Pair Corralation between SUN and Cardano
Assuming the 90 days trading horizon SUN is expected to under-perform the Cardano. But the crypto coin apears to be less risky and, when comparing its historical volatility, SUN is 1.59 times less risky than Cardano. The crypto coin trades about -0.11 of its potential returns per unit of risk. The Cardano is currently generating about 0.0 of returns per unit of risk over similar time horizon. If you would invest 84.00 in Cardano on December 29, 2024 and sell it today you would lose (13.00) from holding Cardano or give up 15.48% of portfolio value over 90 days.
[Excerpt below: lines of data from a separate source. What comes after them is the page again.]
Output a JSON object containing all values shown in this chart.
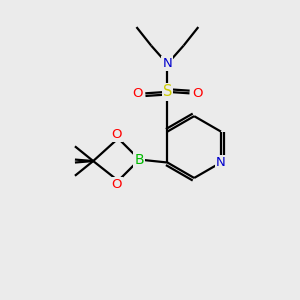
{
  "bg_color": "#ebebeb",
  "atom_colors": {
    "C": "#000000",
    "N": "#0000cc",
    "O": "#ff0000",
    "S": "#cccc00",
    "B": "#00bb00"
  },
  "figsize": [
    3.0,
    3.0
  ],
  "dpi": 100,
  "lw": 1.6,
  "fontsize": 9.5
}
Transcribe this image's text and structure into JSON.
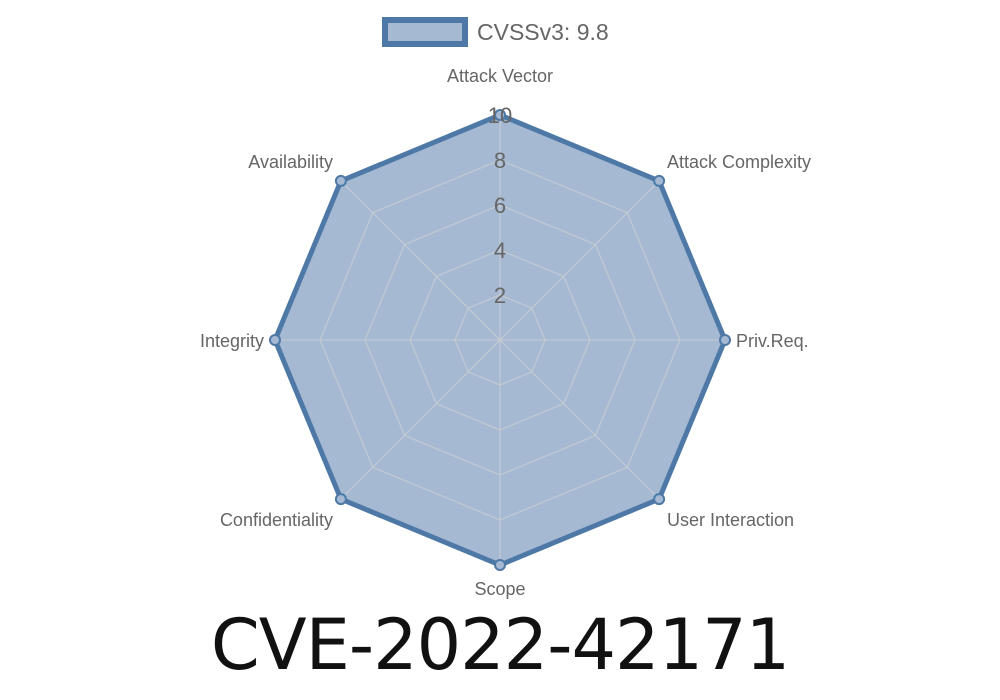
{
  "chart_data": {
    "type": "radar",
    "categories": [
      "Attack Vector",
      "Attack Complexity",
      "Priv.Req.",
      "User Interaction",
      "Scope",
      "Confidentiality",
      "Integrity",
      "Availability"
    ],
    "series": [
      {
        "name": "CVSSv3: 9.8",
        "values": [
          10,
          10,
          10,
          10,
          10,
          10,
          10,
          10
        ]
      }
    ],
    "rlim": [
      0,
      10
    ],
    "ticks": [
      "2",
      "4",
      "6",
      "8",
      "10"
    ],
    "tick_values": [
      2,
      4,
      6,
      8,
      10
    ],
    "grid": true,
    "legend": "top",
    "colors": {
      "stroke": "#4e79a7",
      "fill": "#a5b9d3",
      "grid": "#c8ccd2"
    }
  },
  "footer": {
    "title": "CVE-2022-42171"
  }
}
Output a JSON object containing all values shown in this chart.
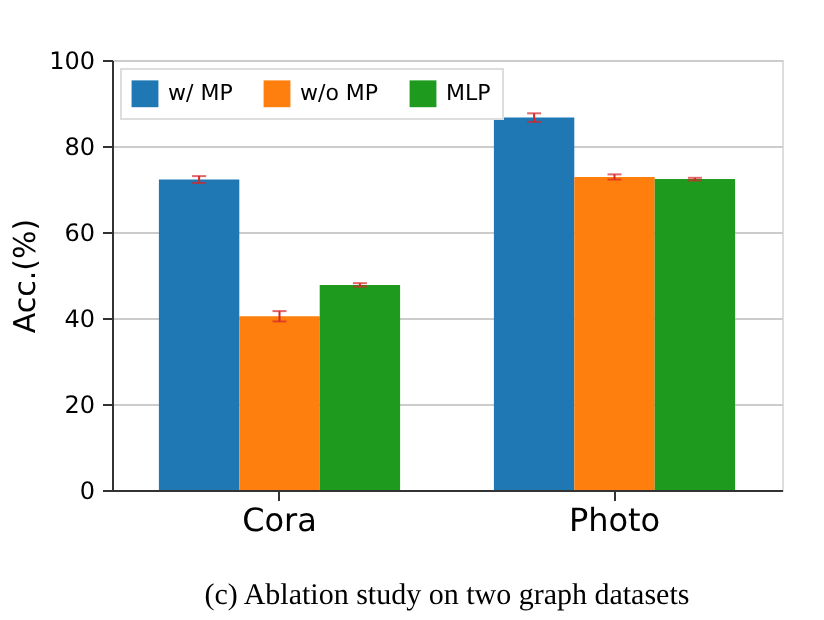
{
  "chart_data": {
    "type": "bar",
    "categories": [
      "Cora",
      "Photo"
    ],
    "ylabel": "Acc.(%)",
    "series": [
      {
        "name": "w/ MP",
        "color": "#1f77b4",
        "values": [
          72.2,
          86.6
        ],
        "errors": [
          0.8,
          1.0
        ]
      },
      {
        "name": "w/o MP",
        "color": "#ff7f0e",
        "values": [
          40.4,
          72.8
        ],
        "errors": [
          1.2,
          0.6
        ]
      },
      {
        "name": "MLP",
        "color": "#1e9a1e",
        "values": [
          47.7,
          72.3
        ],
        "errors": [
          0.4,
          0.3
        ]
      }
    ],
    "ylim": [
      0,
      100
    ],
    "yticks": [
      0,
      20,
      40,
      60,
      80,
      100
    ],
    "grid": "y",
    "legend": "top left",
    "annotations": [
      "(c) Ablation study on two graph datasets"
    ]
  }
}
Time Period | 3 Months [change] |
Direction | Moves Together |
Strength | Significant |
Accuracy | 100.0% |
Values | Daily Returns |
SUN vs. Cardano
Performance |
Timeline |
SUN |
Cardano |
SUN and Cardano Volatility Contrast
Predicted Return Density |
Returns |
Pair Trading with SUN and Cardano
The main advantage of trading using opposite SUN and Cardano positions is that it hedges away some unsystematic risk. Because of two separate transactions, even if SUN position performs unexpectedly, Cardano can make up some of the losses. Pair trading also minimizes risk from directional movements in the market. For example, if an entire industry or sector drops because of unexpected headlines, the short position in Cardano will offset losses from the drop in Cardano's long position.The idea behind SUN and Cardano pairs trading is to make the combined position market-neutral, meaning the overall market's direction will not affect its win or loss (or potential downside or upside). This can be achieved by designing a pairs trade with two highly correlated stocks or equities that operate in a similar space or sector, making it possible to obtain profits through simple and relatively low-risk investment.Check out your portfolio center.Note that this page's information should be used as a complementary analysis to find the right mix of equity instruments to add to your existing portfolios or create a brand new portfolio. You can also try the Stock Tickers module to use high-impact, comprehensive, and customizable stock tickers that can be easily integrated to any websites.